Note: datasets with citations generally come from here: 
https://blog.cambridgespark.com/50-free-machine-learning-datasets-sentiment-analysis-b9388f79c124
So, remember to cite if you use one

MORE NOTES TO SELF:
- Find average comment length, sentiment, score, etc.

In [1]:
import numpy as np
import pandas as pd
from sklearn.naive_bayes import MultinomialNB
from sklearn import metrics

Model: IMDB reviews labelled by sentiment based on score
From:  
Maas, A., Daly, R., Pham, P., Huang, D., Ng, A. and Potts, C. (2011). Learning Word Vectors for Sentiment Analysis: Proceedings of the 49th Annual Meeting of the Association for Computational Linguistics: Human Language Technologies. [online] Portland, Oregon, USA: Association for Computational Linguistics, pp.142–150. Available at: http://www.aclweb.org/anthology/P11-1015.

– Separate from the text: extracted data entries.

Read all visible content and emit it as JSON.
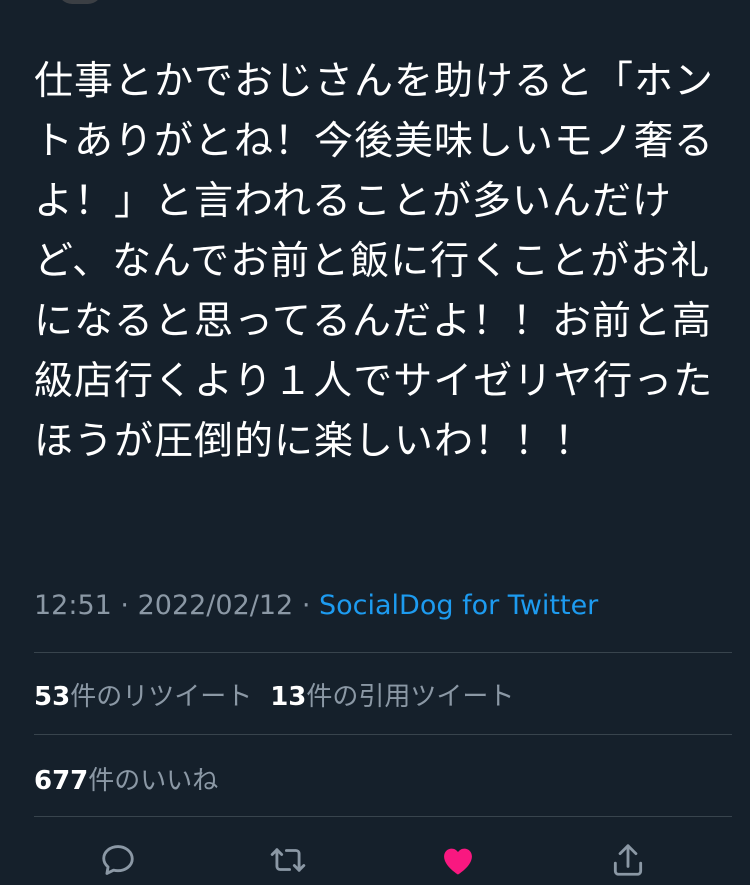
{
  "tweet": {
    "text": "仕事とかでおじさんを助けると「ホントありがとね！今後美味しいモノ奢るよ！」と言われることが多いんだけど、なんでお前と飯に行くことがお礼になると思ってるんだよ！！お前と高級店行くより１人でサイゼリヤ行ったほうが圧倒的に楽しいわ！！！",
    "time": "12:51",
    "date": "2022/02/12",
    "separator": "·",
    "source": "SocialDog for Twitter"
  },
  "stats": {
    "retweets": {
      "count": "53",
      "label": "件のリツイート"
    },
    "quotes": {
      "count": "13",
      "label": "件の引用ツイート"
    },
    "likes": {
      "count": "677",
      "label": "件のいいね"
    }
  },
  "actions": {
    "reply": "reply-icon",
    "retweet": "retweet-icon",
    "like": "heart-icon",
    "share": "share-icon",
    "like_color": "#f91880",
    "icon_color": "#8b98a5"
  }
}
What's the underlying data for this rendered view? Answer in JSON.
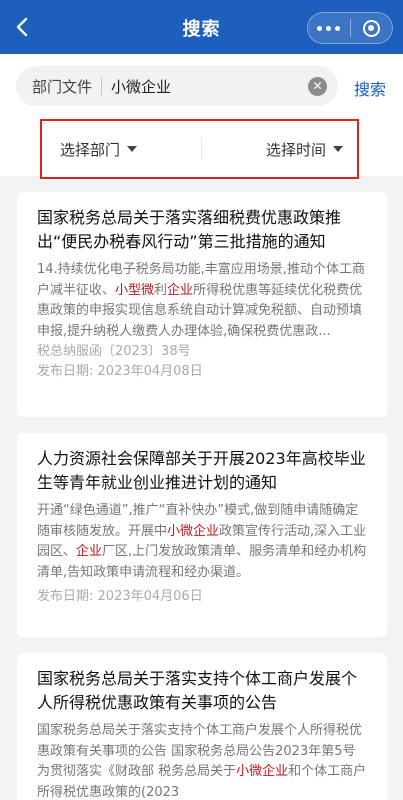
{
  "nav": {
    "title": "搜索"
  },
  "search": {
    "scope": "部门文件",
    "query": "小微企业",
    "button_label": "搜索"
  },
  "filters": {
    "department": "选择部门",
    "time": "选择时间"
  },
  "results": [
    {
      "title": "国家税务总局关于落实落细税费优惠政策推出“便民办税春风行动”第三批措施的通知",
      "snippet": [
        {
          "text": "14.持续优化电子税务局功能,丰富应用场景,推动个体工商户减半征收、"
        },
        {
          "text": "小型微",
          "hl": true
        },
        {
          "text": "利"
        },
        {
          "text": "企业",
          "hl": true
        },
        {
          "text": "所得税优惠等延续优化税费优惠政策的申报实现信息系统自动计算减免税额、自动预填申报,提升纳税人缴费人办理体验,确保税费优惠政..."
        }
      ],
      "doc_number": "税总纳服函〔2023〕38号",
      "date_label": "发布日期:",
      "date": "2023年04月08日"
    },
    {
      "title": "人力资源社会保障部关于开展2023年高校毕业生等青年就业创业推进计划的通知",
      "snippet": [
        {
          "text": "开通“绿色通道”,推广“直补快办”模式,做到随申请随确定随审核随发放。开展中"
        },
        {
          "text": "小微企业",
          "hl": true
        },
        {
          "text": "政策宣传行活动,深入工业园区、"
        },
        {
          "text": "企业",
          "hl": true
        },
        {
          "text": "厂区,上门发放政策清单、服务清单和经办机构清单,告知政策申请流程和经办渠道。"
        }
      ],
      "date_label": "发布日期:",
      "date": "2023年04月06日"
    },
    {
      "title": "国家税务总局关于落实支持个体工商户发展个人所得税优惠政策有关事项的公告",
      "snippet": [
        {
          "text": "国家税务总局关于落实支持个体工商户发展个人所得税优惠政策有关事项的公告 国家税务总局公告2023年第5号 为贯彻落实《财政部 税务总局关于"
        },
        {
          "text": "小微企业",
          "hl": true
        },
        {
          "text": "和个体工商户所得税优惠政策的(2023"
        }
      ]
    }
  ]
}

IMDB reviews may be applicable considering they are 1) comparable to the length of a reddit comment and 2) written about movies, obviously comparable to writing about TV shows

This dataset comes in the form of a neg folder and a pos folder, each with comments in .txt format from IMDB. So, I'll need to put them in a more useful format.

In [2]:
import os

def folders_to_df(pos_path_as_str, neg_path_as_str):
    
    lst = []
    
    pos_path = os.fsencode(pos_path_as_str)
    neg_path = os.fsencode(neg_path_as_str)
    
    for file in os.listdir(pos_path):
        
        filepath = pos_path_as_str + "\\" + os.fsdecode(file)
        with open(filepath, "r", encoding="utf8") as f:
            body = f.read()
            lst.append([body, 1])
            
    for file in os.listdir(neg_path):
        
        filepath = neg_path_as_str + "\\" + os.fsdecode(file)
        with open(filepath, "r", encoding="utf8") as f:
            body = f.read()
            lst.append([body, -1])
            
    return pd.DataFrame(lst, columns = ["body", "sentiment"])

In [7]:
train_pos_path = r"C:\Users\Spencer\Desktop\sentiment_datasets\aclImdb\train\pos"
train_neg_path = r"C:\Users\Spencer\Desktop\sentiment_datasets\aclImdb\train\neg"

In [8]:
training_set = folders_to_df(train_pos_path, train_neg_path)

In [9]:
training_set.head()

Unnamed: 0,body,sentiment
0,Bromwell High is a cartoon comedy. It ran at t...,1
1,Homelessness (or Houselessness as George Carli...,1
2,Brilliant over-acting by Lesley Ann Warren. Be...,1
3,This is easily the most underrated film inn th...,1
4,This is not the typical Mel Brooks film. It wa...,1


The dataset is already split into train/test, but I'm combining them so I can define their ratio

In [10]:
test_pos_path = r"C:\Users\Spencer\Desktop\sentiment_datasets\aclImdb\test\pos"
test_neg_path = r"C:\Users\Spencer\Desktop\sentiment_datasets\aclImdb\test\neg"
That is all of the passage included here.